The main objective of project GLUSENS is developing a biosensor to detect toxic parts of gluten proteins. The toxic sequences of gliadin is already known and this project aims to develop a recognition element for that toxic parts by using nanotechniques. The biosensor could help millions of people avoid diarrhoea, bloating, and other symptoms that occur when they eat foods containing gluten.

In the first six months, an evolutionary procedure called SELEX has been applied for selection of nucleic acid molecules called aptamers which could be important in developing fast and easy-to-use sensors to detect the presence of toxic gluten in foodstuff. The SELEX approach exploited the use of magnetic beads functionalised with gliadin and a short peptide, identified to be the putative immunodominant epitope in the pathology of coeliac disease.
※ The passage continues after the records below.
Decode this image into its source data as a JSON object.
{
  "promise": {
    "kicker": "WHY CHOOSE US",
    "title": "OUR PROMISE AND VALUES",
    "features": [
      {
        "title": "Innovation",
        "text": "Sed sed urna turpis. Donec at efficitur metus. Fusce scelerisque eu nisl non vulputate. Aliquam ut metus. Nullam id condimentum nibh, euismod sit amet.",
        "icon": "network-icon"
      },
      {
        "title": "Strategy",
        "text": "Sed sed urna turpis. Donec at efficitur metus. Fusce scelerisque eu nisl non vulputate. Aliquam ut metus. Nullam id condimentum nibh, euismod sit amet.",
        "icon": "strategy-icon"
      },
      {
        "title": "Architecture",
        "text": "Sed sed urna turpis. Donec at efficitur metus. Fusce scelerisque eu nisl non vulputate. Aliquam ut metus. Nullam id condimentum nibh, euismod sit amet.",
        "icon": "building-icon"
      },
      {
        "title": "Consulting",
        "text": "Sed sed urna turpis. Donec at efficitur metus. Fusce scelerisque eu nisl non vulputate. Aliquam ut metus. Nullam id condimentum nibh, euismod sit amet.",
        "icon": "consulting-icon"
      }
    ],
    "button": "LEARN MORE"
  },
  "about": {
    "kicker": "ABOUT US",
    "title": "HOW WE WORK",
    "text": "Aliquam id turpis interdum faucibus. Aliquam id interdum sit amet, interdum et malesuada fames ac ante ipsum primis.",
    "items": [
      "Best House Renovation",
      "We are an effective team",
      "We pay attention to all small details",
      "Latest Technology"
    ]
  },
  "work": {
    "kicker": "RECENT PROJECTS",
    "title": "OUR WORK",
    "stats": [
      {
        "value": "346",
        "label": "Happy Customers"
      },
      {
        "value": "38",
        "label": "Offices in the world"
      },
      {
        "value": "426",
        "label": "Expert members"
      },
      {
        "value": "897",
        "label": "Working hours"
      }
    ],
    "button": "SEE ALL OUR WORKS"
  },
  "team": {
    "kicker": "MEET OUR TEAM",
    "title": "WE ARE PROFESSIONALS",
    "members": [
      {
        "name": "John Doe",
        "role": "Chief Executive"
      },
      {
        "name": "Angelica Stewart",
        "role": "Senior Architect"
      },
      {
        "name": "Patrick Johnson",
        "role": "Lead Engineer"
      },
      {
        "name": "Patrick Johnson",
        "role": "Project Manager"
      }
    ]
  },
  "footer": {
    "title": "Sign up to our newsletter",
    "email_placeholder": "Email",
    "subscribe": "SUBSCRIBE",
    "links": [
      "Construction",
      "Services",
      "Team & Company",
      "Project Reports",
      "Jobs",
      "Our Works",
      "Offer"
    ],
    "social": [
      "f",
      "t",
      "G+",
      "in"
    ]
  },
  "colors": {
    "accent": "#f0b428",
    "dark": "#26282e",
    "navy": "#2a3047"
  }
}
Single stranded DNA was generated from a library of of diverse DNA fragments using enzymatic digestion and was incubated with the functionalised magnetic beads and the DNA fragments that interacted with the gliadin target were liberated using affinity purification and amplified for the next round of SELEX. This procedure was followed for 11 cycles and cloning and sequencing subsequently carried out. Aptamer candidates determined will be used to develop biosensors for detection of toxic gluten fragments in foodstuff in future.
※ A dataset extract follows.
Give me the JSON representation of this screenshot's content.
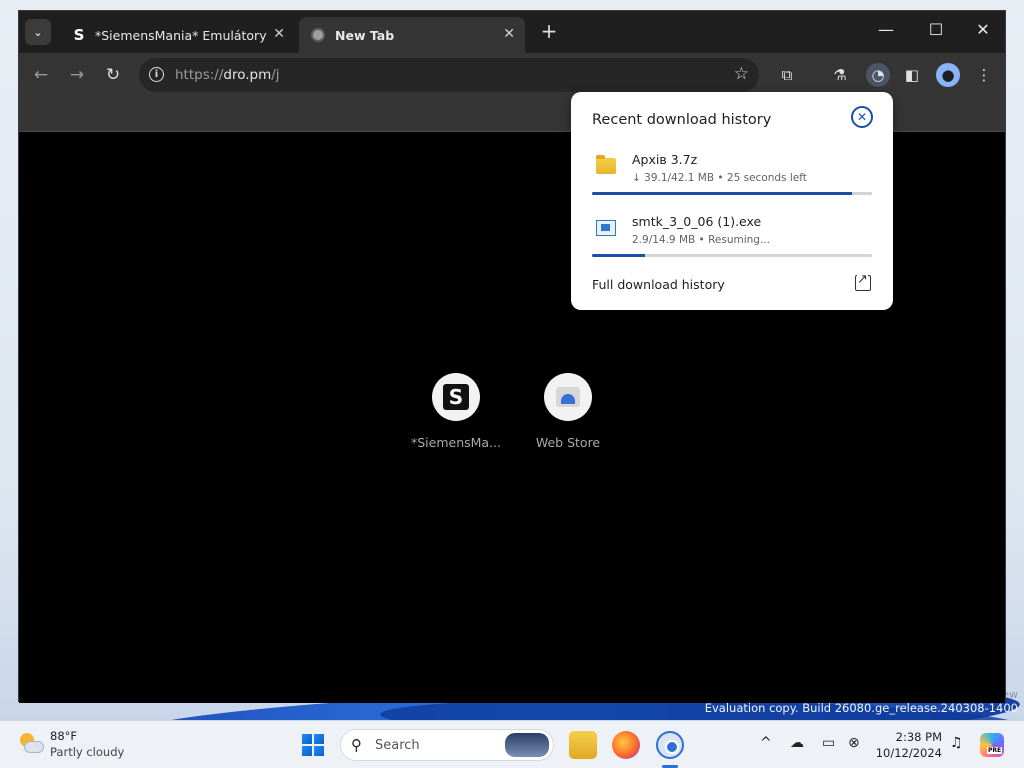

Current assays available for detection of gluten in food suffer from many drawbacks because of the properties of recognition elements. Aptamer based assays can solve many problems like incompatibility with extraction buffers and long assay times by their inherent properties. The candidate aptamers selected during project should be valuable in developing assays are that are inexpensive, quick and simple. A novel aptamer based ultrasensitive detection system was developed by using thrombin-binding aptamer as proof-of-concept element. The assay system was based on real-time PCR detection combined with aptamer specificity achieving 20 thousand better detection limit which can be crucial in overcoming current limitations of gluten determination assays.